# Free particle in one dimension

1. May 23, 2014

### angass

Hi,
I´m not sure if my way of tackling a question, probably it's a trivial problem, but it's important for me to get it right so any help will be greeted.
The question is as follows:

Problem: consider a particle in a one-dimensional system. The wave function ψ(x) is as follows:
ψ(x)= 0 for (-∞<x<0),
ψ(x)= 1/√a for (0<x<a)
ψ(x)= 0 for (a<x<∞)

i) if the kinetic energy is measured what is the most probable value?
ii) which values of the momentum can never be found when measuring it?

My reasoning:
i) I use the operator for kinetic energy: K= -$\frac{h^2}{2m}$$\frac{∂^2}{∂x^2}$
which when applied: ∫ψ(x)*Kψ(x)dx gives me zero.
If this was right I assume the most probable value of the kinetic energy is zero.
ii) I have no clue whatsoever what the question means.

Thanks and forgive my bad english, regards from Spain!

2. May 23, 2014

### Staff: Mentor

Hi angass, welcome to PF!

Is that correct? Because this is not a continuous function, and therefore not a valid wave function.

3. May 27, 2014

### rigetFrog

This looks suspiciously like a griffiths or leibowitz homework problem....

You want to take express psi(x) in a fourier basis (as a sum of e^i(kx-wt)). Doing the fourier transform will be a simple integral from 0 to a with 1/a^1/2 as a constant.

i) You're forgetting the edges at 0 and a. The derivative is not zero there. Once you express this function as fourier expansion, you'll see you don't get zero anymore.

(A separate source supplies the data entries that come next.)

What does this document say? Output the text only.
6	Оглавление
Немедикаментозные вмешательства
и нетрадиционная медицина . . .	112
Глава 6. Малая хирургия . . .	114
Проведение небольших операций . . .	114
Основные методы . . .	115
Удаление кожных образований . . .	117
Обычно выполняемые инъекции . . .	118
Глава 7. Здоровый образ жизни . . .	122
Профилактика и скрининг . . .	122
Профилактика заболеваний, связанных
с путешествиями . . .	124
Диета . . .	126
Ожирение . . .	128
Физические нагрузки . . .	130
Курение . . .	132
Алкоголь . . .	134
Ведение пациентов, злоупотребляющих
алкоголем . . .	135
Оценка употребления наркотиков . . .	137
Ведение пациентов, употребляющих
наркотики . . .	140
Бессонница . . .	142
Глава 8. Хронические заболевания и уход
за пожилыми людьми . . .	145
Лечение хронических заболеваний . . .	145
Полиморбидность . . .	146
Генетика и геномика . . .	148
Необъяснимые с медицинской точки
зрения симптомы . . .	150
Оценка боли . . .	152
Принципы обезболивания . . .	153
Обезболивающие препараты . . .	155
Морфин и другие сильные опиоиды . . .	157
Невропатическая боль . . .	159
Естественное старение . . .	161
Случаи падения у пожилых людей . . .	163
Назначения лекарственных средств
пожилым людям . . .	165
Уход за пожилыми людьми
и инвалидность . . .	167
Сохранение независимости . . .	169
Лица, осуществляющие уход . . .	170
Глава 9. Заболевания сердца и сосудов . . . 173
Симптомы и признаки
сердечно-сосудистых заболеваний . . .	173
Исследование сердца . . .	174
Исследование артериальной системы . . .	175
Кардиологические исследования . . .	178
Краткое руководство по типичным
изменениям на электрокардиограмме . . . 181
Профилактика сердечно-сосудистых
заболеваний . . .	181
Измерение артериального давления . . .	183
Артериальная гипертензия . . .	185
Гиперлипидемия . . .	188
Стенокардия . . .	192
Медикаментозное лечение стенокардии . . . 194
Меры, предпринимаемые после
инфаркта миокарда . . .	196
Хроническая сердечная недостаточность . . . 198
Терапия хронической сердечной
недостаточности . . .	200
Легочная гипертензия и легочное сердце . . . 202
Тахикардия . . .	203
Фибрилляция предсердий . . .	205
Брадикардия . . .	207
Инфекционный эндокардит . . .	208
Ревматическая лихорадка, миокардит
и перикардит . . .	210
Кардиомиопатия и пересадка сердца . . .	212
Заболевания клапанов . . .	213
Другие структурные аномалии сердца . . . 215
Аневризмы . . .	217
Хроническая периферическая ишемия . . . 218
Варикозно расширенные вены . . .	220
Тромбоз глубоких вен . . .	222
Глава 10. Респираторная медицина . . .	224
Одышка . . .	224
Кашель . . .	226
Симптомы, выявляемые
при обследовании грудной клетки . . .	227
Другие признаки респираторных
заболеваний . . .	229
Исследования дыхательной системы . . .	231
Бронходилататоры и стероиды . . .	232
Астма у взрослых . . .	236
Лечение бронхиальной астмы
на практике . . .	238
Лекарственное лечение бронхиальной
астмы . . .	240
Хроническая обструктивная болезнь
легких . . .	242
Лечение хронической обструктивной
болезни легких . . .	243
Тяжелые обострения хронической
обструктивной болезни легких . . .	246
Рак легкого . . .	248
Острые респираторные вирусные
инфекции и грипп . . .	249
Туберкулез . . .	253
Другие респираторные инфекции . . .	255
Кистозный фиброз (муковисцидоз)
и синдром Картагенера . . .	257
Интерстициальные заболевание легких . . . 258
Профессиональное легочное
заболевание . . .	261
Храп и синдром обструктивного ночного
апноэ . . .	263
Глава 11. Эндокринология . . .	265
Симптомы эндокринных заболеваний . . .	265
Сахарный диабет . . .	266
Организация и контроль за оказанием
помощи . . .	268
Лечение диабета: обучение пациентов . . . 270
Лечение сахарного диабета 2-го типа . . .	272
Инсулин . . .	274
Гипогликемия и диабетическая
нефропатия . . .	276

ii) apply the definition of p = i hbar d/dx to the fourier transform. The answer should drop out. I expect some of the coefficients for specific k terms in the fourier transform will be zero. (the fourier basis is an eigen value of the momentum and kinetic energy operator)

4. May 28, 2014

### Staff: Mentor

Same here mate.

To the OP if it is we have a homework section.